Sunday, April 20, 2008

Pop Quiz: What do you do??

Pop Quiz: Your editor sends your 550-word piece back to you. It's now 410 words, and in your view, considerably "mangled." Instead of being better for the edit, it has new rough edges that weren't there before. What do you do?

Shaving off word count is not something writers always get to be the ones to do. If there are true rough spots, I point them out. "It appears to need a comma HERE" and "It looks like the 'and' that got edited out may need to stay in." I have done this a couple times because busy editors doing the trimming may themselves leave "rough spots."

However, if it's something fairly arbitrary or just based on your preference (say you like the word 'huge' better than the word 'large') get over it -- it's the editor's discretion, and they're writing for their ears, not yours.

With a little luck, you will learn to write with that editor's ear in mind and have a long and fruitful relationship. To get there, calling into question their general judgment won't help. I wrote for a nursing publication, and regretted what had to be done to my copy to make it conform to their style. C'est la vie. They were fabulous otherwise.

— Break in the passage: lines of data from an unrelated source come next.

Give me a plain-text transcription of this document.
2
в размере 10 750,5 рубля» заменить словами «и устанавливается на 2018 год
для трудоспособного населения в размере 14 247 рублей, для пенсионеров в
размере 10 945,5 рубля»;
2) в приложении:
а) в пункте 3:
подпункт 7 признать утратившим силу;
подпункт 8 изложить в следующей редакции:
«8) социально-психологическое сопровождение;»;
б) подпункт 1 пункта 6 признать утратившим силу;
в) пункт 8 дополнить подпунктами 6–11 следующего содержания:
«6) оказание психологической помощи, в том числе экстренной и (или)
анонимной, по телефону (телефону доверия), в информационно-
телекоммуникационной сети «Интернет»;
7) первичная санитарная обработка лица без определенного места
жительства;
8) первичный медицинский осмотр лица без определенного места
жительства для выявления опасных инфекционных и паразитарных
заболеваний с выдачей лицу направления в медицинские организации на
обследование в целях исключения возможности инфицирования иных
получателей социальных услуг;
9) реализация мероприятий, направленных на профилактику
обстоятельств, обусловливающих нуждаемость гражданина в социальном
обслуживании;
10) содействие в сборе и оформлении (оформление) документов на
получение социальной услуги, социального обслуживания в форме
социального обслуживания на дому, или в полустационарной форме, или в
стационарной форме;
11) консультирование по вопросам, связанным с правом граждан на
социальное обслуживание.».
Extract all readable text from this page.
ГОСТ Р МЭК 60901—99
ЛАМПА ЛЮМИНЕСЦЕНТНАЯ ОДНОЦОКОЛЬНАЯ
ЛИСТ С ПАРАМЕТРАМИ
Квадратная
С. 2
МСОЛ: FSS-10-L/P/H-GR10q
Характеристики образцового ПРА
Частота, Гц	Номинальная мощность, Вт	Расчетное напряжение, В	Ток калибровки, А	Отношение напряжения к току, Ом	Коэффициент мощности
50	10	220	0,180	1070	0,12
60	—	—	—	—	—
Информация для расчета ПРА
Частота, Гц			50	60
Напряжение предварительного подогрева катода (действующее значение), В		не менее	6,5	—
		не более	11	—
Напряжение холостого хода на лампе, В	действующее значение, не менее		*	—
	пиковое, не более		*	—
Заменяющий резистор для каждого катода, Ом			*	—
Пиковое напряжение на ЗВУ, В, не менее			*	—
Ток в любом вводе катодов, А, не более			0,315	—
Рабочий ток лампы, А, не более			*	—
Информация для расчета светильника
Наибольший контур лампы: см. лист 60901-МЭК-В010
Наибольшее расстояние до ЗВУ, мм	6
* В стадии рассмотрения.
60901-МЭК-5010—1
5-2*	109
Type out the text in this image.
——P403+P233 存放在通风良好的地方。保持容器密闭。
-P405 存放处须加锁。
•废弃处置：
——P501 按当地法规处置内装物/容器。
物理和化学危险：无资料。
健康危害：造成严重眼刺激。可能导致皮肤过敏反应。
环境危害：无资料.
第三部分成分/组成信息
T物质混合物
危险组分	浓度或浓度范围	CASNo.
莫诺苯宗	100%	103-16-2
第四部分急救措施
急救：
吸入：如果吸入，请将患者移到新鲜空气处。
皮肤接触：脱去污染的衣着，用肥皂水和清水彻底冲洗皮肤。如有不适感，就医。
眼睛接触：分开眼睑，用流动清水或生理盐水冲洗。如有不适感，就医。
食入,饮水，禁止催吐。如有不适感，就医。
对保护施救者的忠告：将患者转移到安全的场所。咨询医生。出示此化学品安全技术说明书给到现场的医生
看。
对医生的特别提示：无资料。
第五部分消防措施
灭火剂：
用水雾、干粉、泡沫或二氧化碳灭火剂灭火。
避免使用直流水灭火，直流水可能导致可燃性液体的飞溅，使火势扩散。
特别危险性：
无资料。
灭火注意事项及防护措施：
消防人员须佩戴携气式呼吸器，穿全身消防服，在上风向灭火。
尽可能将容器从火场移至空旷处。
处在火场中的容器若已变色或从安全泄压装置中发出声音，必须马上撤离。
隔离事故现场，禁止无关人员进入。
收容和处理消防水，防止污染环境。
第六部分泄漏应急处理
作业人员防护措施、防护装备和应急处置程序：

This has happened a couple times -- welcome to ze big leagues.

If you withdraw an edited piece prior to publication, it should be because it's really horrible and will completely embarrass you as a writer.

As another writer pointed out recently, once you've done enough work (for this publication and others) you won't mind the loss of the clip and can leave it out of your portfolio if it really sticks in your craw.